Mais ce livre ne s’arrête pas au constat. Il n’est pas une complainte de plus sur l’état du monde. Il veut être une passerelle, une bougie, une porte entrouverte. Il s’adresse aux jeunes, d’abord, parce qu’ils sont à la fois les plus visés et les plus puissants. Parce qu’en eux brûle encore la possibilité du basculement. Il s’adresse aussi aux artistes, aux enseignants, aux rêveurs, aux éveillés, aux rebelles silencieux, à tous ceux qui, dans l’ombre, continuent à croire qu’un autre futur est possible. À ceux qui se demandent s’ils sont fous de penser autrement — et à qui je veux dire : non, vous êtes lucides, et votre lucidité est précieuse.

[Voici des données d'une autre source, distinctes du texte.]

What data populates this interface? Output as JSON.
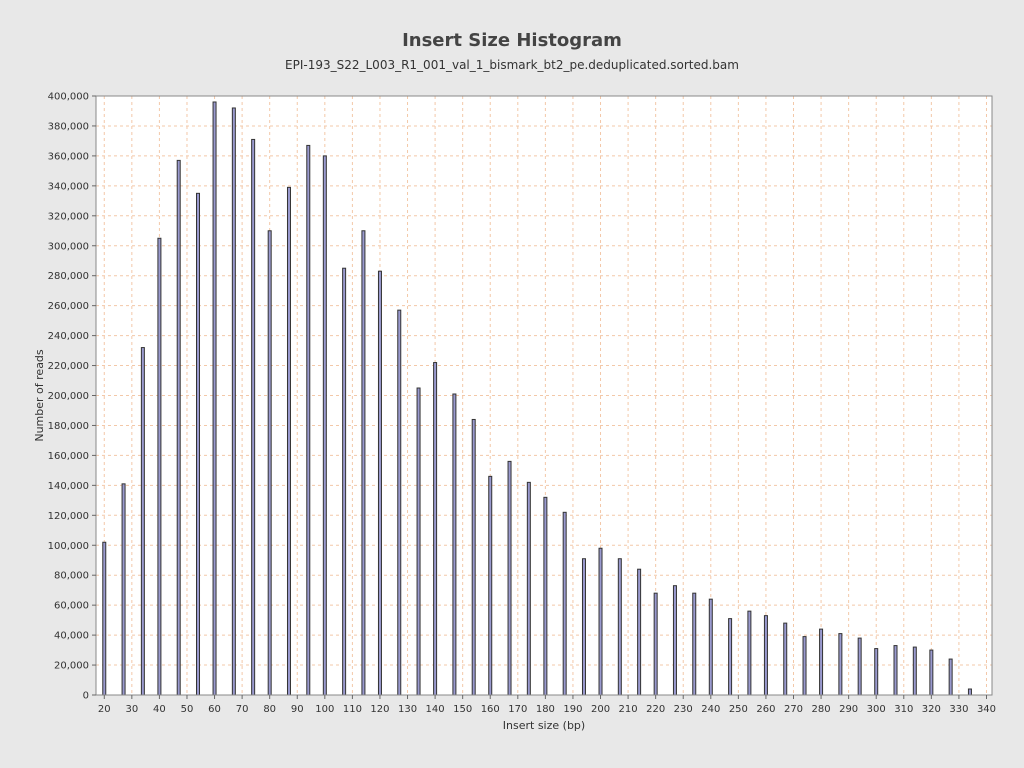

Dans ce livre, je déconstruis les pièges du langage, les fausses promesses du progrès, les idoles creuses qu’on nous sert comme modèles, les systèmes éducatifs qui forment des exécutants plutôt que des penseurs, les médias qui préfèrent le buzz à la vérité. Je parle de nos rues devenues muettes, de nos talents muselés, de nos voix étouffées. Mais je parle aussi de ce qui résiste : la lecture, la pensée, la poésie, les collectifs citoyens, les jeunes qui se lèvent, les initiatives qui, dans le silence, reconstruisent une autre réalité. Je parle de cette force souterraine, invisible encore, mais réelle, qui grandit dans les marges.
Ce livre est un refus. Le refus de se résigner, de s’endormir, de suivre le troupeau en silence. Il est un appel. Un appel à la pensée libre, à la parole courageuse, à la réinvention collective. Il est aussi un acte d’amour : pour mon peuple, pour ma génération, pour les territoires abîmés mais pleins de vie. Il est un hommage à ceux qui, malgré tout, tiennent debout, rêvent encore, créent en marge des projecteurs, écrivent en dehors des lignes.
Je sais que certains préféreront détourner les yeux. Ce livre dérange. Il gratte là où ça fait mal. Il ne ménage personne, pas même moi. Mais je crois que nous avons besoin de ce dérangement. Besoin de cette secousse. Besoin de nous poser, enfin, les vraies questions : Qui décide de ce que nous pensons ? À qui profitent nos distractions ? Pourquoi avons-nous si peur de penser par nous-mêmes ? Que devient une société qui oublie ses poètes, ses philosophes, ses penseurs, ses rêveurs ? Que devient une jeunesse qu’on gave d’illusions mais à qui on interdit l’imaginaire ?
Si vous lisez ces lignes, ce n’est peut-être pas un hasard. Peut-être que, comme moi, vous avez senti le poids de ce sommeil imposé. Peut-être que vous avez vu les regards vides dans les bus, les visages fatigués devant les écrans, les colères rentrées dans les silences des quartiers. Peut-être que vous ressentez, vous aussi, ce besoin vital de comprendre, de nommer, de remettre du sens dans ce vacarme généralisé.
Alors je vous invite à poursuivre. À plonger dans ce livre non comme dans une leçon, mais comme dans une conversation. Une conversation honnête, sans filtres, entre ceux qui refusent de baisser les bras. Une conversation pour raviver les braises. Pour réveiller les esprits. Pour rallumer la pensée.
Nous ne sommes pas condamnés à dormir.